The good news is that last month, the California Medical Association (CMA) — representing 35,000 doctors — called on the federal government to legalize marijuana so that it can be regulated and taxed. The CMA also called on the feds to remove the drug from the heroin/LSD category so it can be scientifically studied for its potential medical benefits. Not surprisingly, California doctors are sick of finding themselves caught in the crossfire between state and federal laws. And prohibition, the CMA noted, has failed to stem the rising tide of recreational users. If people are going to get stoned, it makes sense for the government to regulate pot just as it does booze and tobacco. It’s a tired point, I know, but both are considerably more deadly than pot. According to the World Health Organization, alcohol kills 2.5 million a year globally, and in the U.S.A., it plays a significant role in at least 13,000 traffic fatalities a year. And then there are the 160,000 Americans killed by lung cancer every year, most of which is caused by smoking. With such kill rates — and the lack of any medical benefit — the feds could easily justify putting cigarettes and liquor in the same category as pot, heroin, or LSD. But we saw how well that worked during Prohibition. It’s worth noting that a study just released by a University of Colorado economist linked a 9-percent decrease in traffic fatalities — and a 5-percent drop in liquor sales — to the proliferation of medical marijuana dispensaries. Likewise, another recent study indicates there was no rise in teen pot consumption in Rhode Island after dispensaries were allowed in that state. This finding, however counterintuitive, conforms with what Portuguese authorities discovered.
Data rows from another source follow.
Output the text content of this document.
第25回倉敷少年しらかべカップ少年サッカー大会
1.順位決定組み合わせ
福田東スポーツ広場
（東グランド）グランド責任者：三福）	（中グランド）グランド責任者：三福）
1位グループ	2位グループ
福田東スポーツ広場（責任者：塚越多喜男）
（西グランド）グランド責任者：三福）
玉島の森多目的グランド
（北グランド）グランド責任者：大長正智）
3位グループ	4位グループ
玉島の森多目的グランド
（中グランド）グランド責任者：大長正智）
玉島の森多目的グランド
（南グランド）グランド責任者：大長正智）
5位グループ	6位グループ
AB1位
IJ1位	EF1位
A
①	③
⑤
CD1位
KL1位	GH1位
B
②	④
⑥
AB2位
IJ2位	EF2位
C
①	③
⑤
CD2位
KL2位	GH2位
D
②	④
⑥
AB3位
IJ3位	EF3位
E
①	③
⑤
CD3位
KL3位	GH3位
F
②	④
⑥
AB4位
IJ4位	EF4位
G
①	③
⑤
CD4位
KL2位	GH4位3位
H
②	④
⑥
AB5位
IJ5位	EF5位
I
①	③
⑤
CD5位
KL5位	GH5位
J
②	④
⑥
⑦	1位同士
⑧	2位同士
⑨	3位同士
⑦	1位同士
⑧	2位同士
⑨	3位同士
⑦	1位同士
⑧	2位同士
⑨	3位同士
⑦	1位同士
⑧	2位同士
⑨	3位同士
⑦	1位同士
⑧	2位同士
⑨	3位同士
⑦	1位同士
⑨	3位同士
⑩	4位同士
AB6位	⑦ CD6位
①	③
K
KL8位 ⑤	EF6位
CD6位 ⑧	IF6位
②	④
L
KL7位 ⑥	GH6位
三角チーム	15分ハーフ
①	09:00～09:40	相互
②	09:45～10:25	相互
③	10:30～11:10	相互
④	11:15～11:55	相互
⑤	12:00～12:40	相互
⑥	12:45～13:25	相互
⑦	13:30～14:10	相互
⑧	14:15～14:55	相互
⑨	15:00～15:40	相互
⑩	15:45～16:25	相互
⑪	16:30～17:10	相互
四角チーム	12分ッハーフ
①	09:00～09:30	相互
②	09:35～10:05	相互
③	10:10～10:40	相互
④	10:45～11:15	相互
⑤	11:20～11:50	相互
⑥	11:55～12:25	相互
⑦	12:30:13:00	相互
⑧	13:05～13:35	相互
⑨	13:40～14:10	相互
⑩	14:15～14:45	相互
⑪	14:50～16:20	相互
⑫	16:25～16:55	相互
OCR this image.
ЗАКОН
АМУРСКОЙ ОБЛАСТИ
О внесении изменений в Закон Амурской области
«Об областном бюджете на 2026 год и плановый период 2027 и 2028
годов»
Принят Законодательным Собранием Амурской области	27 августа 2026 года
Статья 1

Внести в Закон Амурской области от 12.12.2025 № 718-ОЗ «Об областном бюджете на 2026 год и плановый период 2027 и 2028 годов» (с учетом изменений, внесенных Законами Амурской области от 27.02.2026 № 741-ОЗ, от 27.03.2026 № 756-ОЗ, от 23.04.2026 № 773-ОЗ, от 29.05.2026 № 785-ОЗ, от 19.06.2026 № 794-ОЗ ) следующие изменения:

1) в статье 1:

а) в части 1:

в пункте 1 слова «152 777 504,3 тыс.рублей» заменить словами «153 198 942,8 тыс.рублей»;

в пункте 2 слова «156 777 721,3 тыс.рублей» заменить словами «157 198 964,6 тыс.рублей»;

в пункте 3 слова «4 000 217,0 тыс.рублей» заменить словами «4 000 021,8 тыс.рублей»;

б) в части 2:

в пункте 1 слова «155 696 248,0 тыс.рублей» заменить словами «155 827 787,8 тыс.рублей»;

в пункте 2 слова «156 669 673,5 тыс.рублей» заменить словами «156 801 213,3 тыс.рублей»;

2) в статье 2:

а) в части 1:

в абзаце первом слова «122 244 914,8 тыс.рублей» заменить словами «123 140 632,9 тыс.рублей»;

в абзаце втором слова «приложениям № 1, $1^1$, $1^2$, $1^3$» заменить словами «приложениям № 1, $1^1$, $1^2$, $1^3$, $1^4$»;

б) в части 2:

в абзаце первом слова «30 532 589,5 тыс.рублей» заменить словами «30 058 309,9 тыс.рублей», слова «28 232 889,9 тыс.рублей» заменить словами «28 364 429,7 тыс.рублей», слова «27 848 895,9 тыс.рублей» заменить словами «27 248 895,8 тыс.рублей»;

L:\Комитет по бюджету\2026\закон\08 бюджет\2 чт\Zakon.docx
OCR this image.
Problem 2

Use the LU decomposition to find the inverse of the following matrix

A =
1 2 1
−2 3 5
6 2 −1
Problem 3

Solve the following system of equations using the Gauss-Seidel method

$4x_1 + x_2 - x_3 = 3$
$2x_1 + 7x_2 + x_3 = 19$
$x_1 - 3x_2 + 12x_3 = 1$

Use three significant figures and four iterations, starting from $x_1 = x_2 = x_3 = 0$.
Five years after legalizing drugs, teen pot use in Portugal was the lowest in Europe. But my favorite study shows that pot helped prevent stressed-out Israeli lab rats from developing post-traumatic stress disorder.
In the meantime, the legal battle between Patrick Fourmy and Steve Wiley is far from over. For the moment, Wiley is ahead. But until the powers-that-be take the California Medical Association recommendation seriously, we’re all going to remain behind a very stupid eight ball. And not by 12 miles or 12 inches. More like 12 light-years.